在Jupyter Notebook中,以Python3的kernel运行,希望使用pyspark库。
在Jupytr Notebook运行主机配置环境变量,并激活
# pyspark
export PYLIB="$SPARK_HOME/python/lib"
export PYTHONPATH="$SPARK_HOME/python:$PYLIB/py4j-0.10.4-src.zip:$PYLIB/pyspark.zip"
在Jupyter Notebook中运行
from pyspark import SparkConf
sc=SparkConf()
sc
<pyspark.conf.SparkConf object at 0x7fba77d76450>
虽然,在上述的测试中,确实可以创建SparkConf,但是如果运行Spark SQL则会失败
配置启动文件
配置.ipython/profile_default/startup/00-default-setup.py
import os
import sys
spark_home = os.environ.get('SPARK_HOME', None)
if not spark_home:
raise ValueError('SPARK_HOME environment variable is not set')
sys.path.insert(0, os.path.join(spark_home, 'python'))
sys.path.insert(0, os.path.join(spark_home, 'python/lib/py4j-0.10.4-src.zip'))
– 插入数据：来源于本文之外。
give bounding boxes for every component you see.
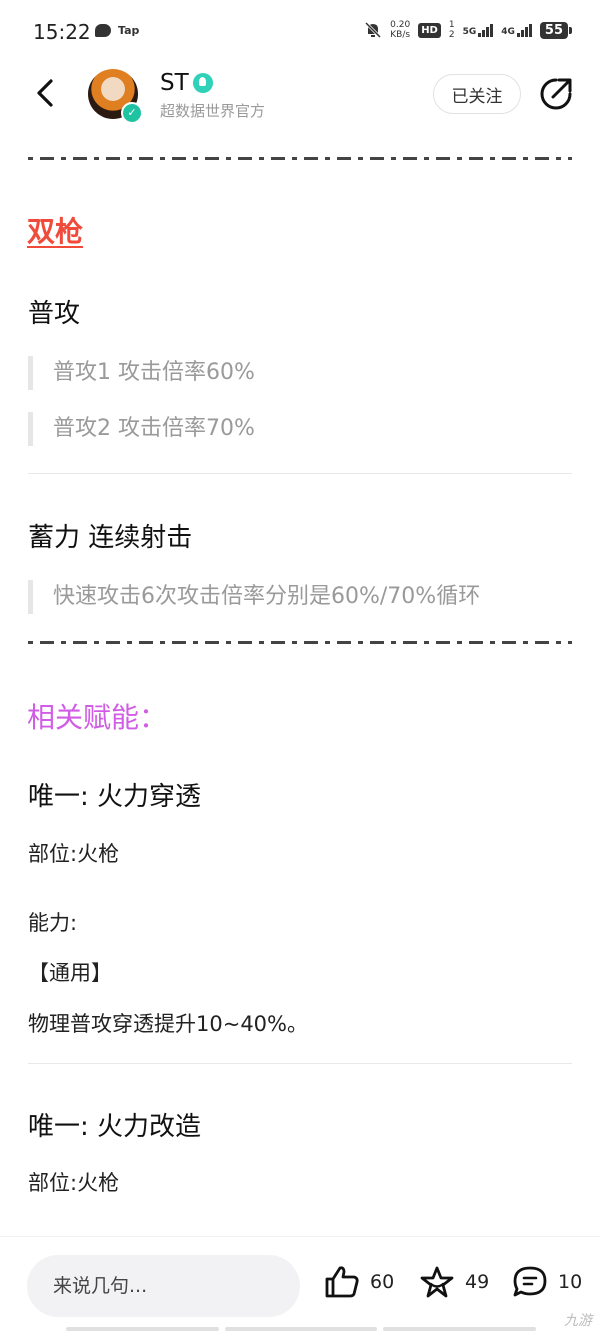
mute-bell-icon bbox=[365, 21, 382, 39]
author-name[interactable]: ST bbox=[160, 70, 213, 96]
share-button[interactable] bbox=[538, 76, 574, 112]
comment-bubble-icon bbox=[513, 1266, 547, 1297]
battery-icon: 55 bbox=[539, 21, 573, 39]
talent-slot: 部位:火枪 bbox=[28, 1171, 120, 1195]
favorite-button[interactable]: 49 bbox=[419, 1265, 489, 1299]
share-arrow-icon bbox=[540, 78, 572, 110]
talents-heading: 相关赋能： bbox=[27, 701, 168, 734]
favorite-count: 49 bbox=[465, 1271, 490, 1293]
chevron-left-icon bbox=[37, 79, 53, 107]
follow-button[interactable]: 已关注 bbox=[433, 74, 521, 114]
quote-line: 快速攻击6次攻击倍率分别是60%/70%循环 bbox=[28, 580, 480, 614]
talent-ability-label: 能力: bbox=[28, 911, 78, 935]
like-button[interactable]: 60 bbox=[324, 1265, 394, 1299]
talent-tag: 【通用】 bbox=[28, 961, 112, 985]
signal-4g-icon: 4G bbox=[501, 23, 532, 37]
like-count: 60 bbox=[370, 1271, 395, 1293]
comment-button[interactable]: 10 bbox=[512, 1265, 582, 1299]
sim-indicator: 1 2 bbox=[448, 20, 455, 40]
bottom-action-bar: 来说几句... 60 49 10 九游 bbox=[0, 1236, 600, 1334]
talent-title: 唯一: 火力穿透 bbox=[28, 782, 202, 812]
charge-heading: 蓄力 连续射击 bbox=[28, 523, 193, 553]
normal-attack-heading: 普攻 bbox=[28, 299, 81, 329]
status-time: 15:22 bbox=[33, 20, 91, 44]
dashed-divider bbox=[28, 157, 572, 160]
divider bbox=[28, 1063, 572, 1064]
message-icon bbox=[95, 24, 111, 37]
divider bbox=[28, 473, 572, 474]
quote-line: 普攻2 攻击倍率70% bbox=[28, 412, 255, 446]
thumbs-up-icon bbox=[325, 1266, 359, 1298]
quote-line: 普攻1 攻击倍率60% bbox=[28, 356, 255, 390]
star-icon bbox=[420, 1266, 454, 1298]
verified-check-icon: ✓ bbox=[121, 102, 143, 124]
comment-input[interactable]: 来说几句... bbox=[27, 1255, 300, 1317]
talent-title: 唯一: 火力改造 bbox=[28, 1112, 202, 1142]
author-subtitle: 超数据世界官方 bbox=[160, 102, 266, 120]
talent-slot: 部位:火枪 bbox=[28, 842, 120, 866]
back-button[interactable] bbox=[28, 76, 62, 110]
network-speed: 0.20 KB/s bbox=[390, 20, 411, 40]
status-bar: 15:22 Tap 0.20 KB/s HD 1 2 5G 4G 55 bbox=[0, 0, 600, 64]
section-title: 双枪 bbox=[27, 215, 84, 248]
watermark: 九游 bbox=[564, 1313, 592, 1329]
tap-app-icon: Tap bbox=[118, 24, 140, 37]
dashed-divider bbox=[28, 641, 572, 644]
hd-icon: HD bbox=[418, 22, 441, 38]
status-icons: 0.20 KB/s HD 1 2 5G 4G 55 bbox=[364, 20, 573, 40]
post-header: ✓ ST 超数据世界官方 已关注 bbox=[0, 64, 600, 126]
official-badge-icon bbox=[192, 73, 213, 93]
comment-count: 10 bbox=[558, 1271, 583, 1293]
talent-effect: 物理普攻穿透提升10~40%。 bbox=[28, 1012, 308, 1036]
gesture-bar bbox=[66, 1327, 537, 1331]
signal-5g-icon: 5G bbox=[463, 23, 494, 37]
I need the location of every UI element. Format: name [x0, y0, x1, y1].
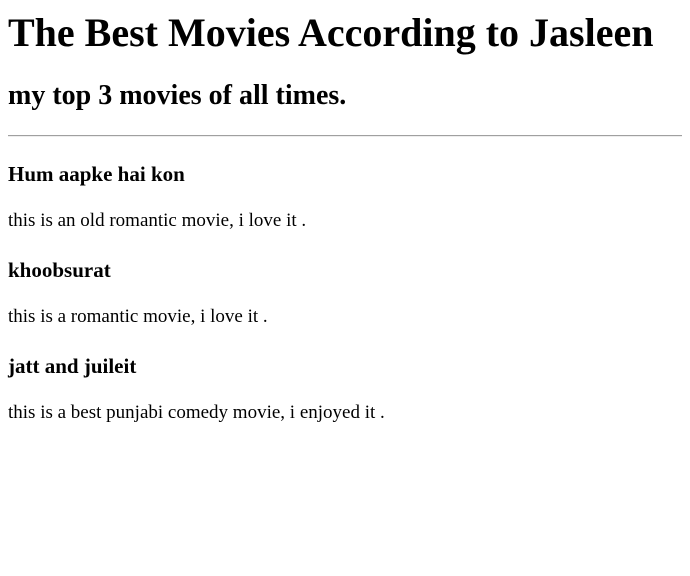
movie-item: khoobsurat this is a romantic movie, i l… — [8, 258, 682, 328]
movie-item: jatt and juileit this is a best punjabi … — [8, 354, 682, 424]
movie-item: Hum aapke hai kon this is an old romanti… — [8, 162, 682, 232]
page-title: The Best Movies According to Jasleen — [8, 10, 654, 55]
page-content: The Best Movies According to Jasleen my … — [0, 10, 690, 424]
movie-description: this is a best punjabi comedy movie, i e… — [8, 402, 385, 423]
movie-description: this is a romantic movie, i love it . — [8, 306, 268, 327]
movie-title: khoobsurat — [8, 258, 111, 282]
page-subtitle: my top 3 movies of all times. — [8, 80, 347, 111]
movie-title: jatt and juileit — [8, 354, 137, 378]
divider — [8, 135, 682, 137]
movie-description: this is an old romantic movie, i love it… — [8, 210, 307, 231]
movie-title: Hum aapke hai kon — [8, 162, 185, 186]
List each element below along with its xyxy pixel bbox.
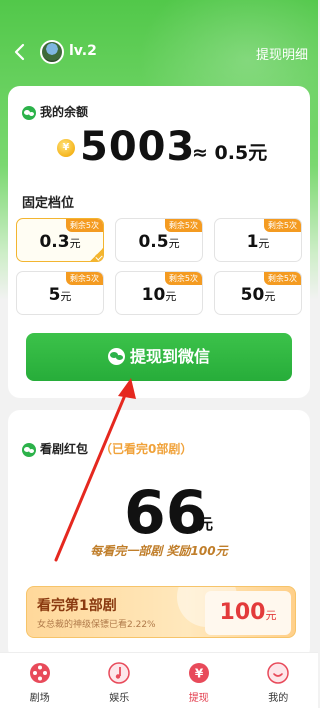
balance-title-text: 我的余额 — [40, 105, 89, 119]
tier-unit: 元 — [168, 237, 180, 250]
drama-redpacket-card: 看剧红包 （已看完0部剧） 66 元 每看完一部剧 奖励100元 看完第1部剧 … — [8, 410, 310, 660]
profile-icon — [267, 662, 289, 684]
tier-unit: 元 — [264, 290, 276, 303]
tier-amount: 10元 — [116, 285, 202, 305]
remaining-tag: 剩余5次 — [65, 272, 103, 285]
nav-item-withdraw[interactable]: ¥ 提现 — [159, 653, 239, 708]
tier-option[interactable]: 剩余5次 50元 — [214, 271, 302, 315]
drama-progress: （已看完0部剧） — [100, 442, 193, 456]
reward-total-unit: 元 — [198, 515, 214, 533]
task-reward: 100元 — [205, 591, 291, 635]
nav-label: 提现 — [188, 693, 209, 704]
withdraw-detail-link[interactable]: 提现明细 — [256, 44, 308, 63]
tier-value: 0.3 — [39, 232, 70, 252]
drama-title-text: 看剧红包 — [40, 442, 89, 456]
task-progress-text: 女总裁的神级保镖已看2.22% — [37, 620, 156, 630]
nav-label: 我的 — [268, 693, 289, 704]
remaining-tag: 剩余5次 — [164, 219, 202, 232]
tier-option[interactable]: 剩余5次 0.3元 — [16, 218, 104, 262]
drama-title: 看剧红包 — [22, 440, 88, 457]
tier-unit: 元 — [69, 237, 81, 250]
wechat-icon — [22, 442, 36, 457]
task-reward-unit: 元 — [265, 609, 277, 622]
tier-amount: 1元 — [215, 232, 301, 252]
tier-value: 10 — [141, 285, 166, 305]
back-arrow-icon[interactable] — [10, 40, 30, 64]
balance-card: 我的余额 ¥ 5003 ≈ 0.5元 固定档位 剩余5次 0.3元 剩余5次 0… — [8, 86, 310, 398]
withdraw-button-label: 提现到微信 — [129, 347, 210, 366]
tier-label: 固定档位 — [22, 196, 75, 211]
reward-note: 每看完一部剧 奖励100元 — [90, 544, 228, 558]
wechat-icon — [107, 348, 125, 365]
bottom-nav: 剧场 娱乐 ¥ 提现 我的 — [0, 652, 318, 708]
balance-amount: 5003 — [80, 124, 196, 170]
balance-approx-value: ≈ 0.5元 — [192, 142, 268, 164]
music-note-icon — [108, 662, 130, 684]
task-name: 看完第1部剧 — [37, 598, 117, 614]
avatar[interactable] — [40, 40, 64, 64]
tier-option[interactable]: 剩余5次 5元 — [16, 271, 104, 315]
tier-amount: 0.5元 — [116, 232, 202, 252]
remaining-tag: 剩余5次 — [65, 219, 103, 232]
user-level: lv.2 — [69, 43, 97, 59]
remaining-tag: 剩余5次 — [164, 272, 202, 285]
remaining-tag: 剩余5次 — [263, 272, 301, 285]
reward-total-value: 66 — [124, 478, 208, 548]
nav-label: 娱乐 — [109, 693, 130, 704]
remaining-tag: 剩余5次 — [263, 219, 301, 232]
coin-icon: ¥ — [57, 139, 75, 157]
svg-text:¥: ¥ — [195, 667, 204, 681]
nav-label: 剧场 — [29, 693, 50, 704]
top-bar: lv.2 提现明细 — [0, 34, 318, 70]
yuan-icon: ¥ — [188, 663, 209, 683]
tier-unit: 元 — [165, 290, 177, 303]
drama-task-card[interactable]: 看完第1部剧 女总裁的神级保镖已看2.22% 100元 — [26, 586, 296, 638]
nav-item-entertainment[interactable]: 娱乐 — [80, 653, 160, 708]
wechat-icon — [22, 105, 36, 120]
tier-unit: 元 — [60, 290, 72, 303]
tier-value: 50 — [240, 285, 265, 305]
tier-option[interactable]: 剩余5次 1元 — [214, 218, 302, 262]
task-reward-value: 100 — [219, 600, 266, 625]
tier-value: 5 — [48, 285, 61, 305]
withdraw-to-wechat-button[interactable]: 提现到微信 — [26, 333, 292, 381]
tier-amount: 5元 — [17, 285, 103, 305]
tier-unit: 元 — [258, 237, 270, 250]
nav-item-theater[interactable]: 剧场 — [0, 653, 80, 708]
tier-value: 1 — [246, 232, 259, 252]
nav-item-profile[interactable]: 我的 — [239, 653, 319, 708]
tier-value: 0.5 — [138, 232, 169, 252]
tier-option[interactable]: 剩余5次 0.5元 — [115, 218, 203, 262]
tier-option[interactable]: 剩余5次 10元 — [115, 271, 203, 315]
balance-title: 我的余额 — [22, 103, 88, 120]
tier-amount: 50元 — [215, 285, 301, 305]
film-reel-icon — [29, 663, 50, 683]
selected-check-icon — [88, 248, 103, 261]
此时,如果在Jupyter Notebook运行Spark SQL也会成功
from os.path import expanduser, join, abspath
from pyspark.sql import SparkSession
from pyspark.sql import Row
spark = SparkSession \
.builder \
.appName("Python Spark SQL Hive integration example") \
.config("spark.sql.warehouse.dir", "hdfs://10.110.18.216/user/hive/warehouse") \
.enableHiveSupport() \
.getOrCreate()
spark.sql("select * from sparktest.weather_patient")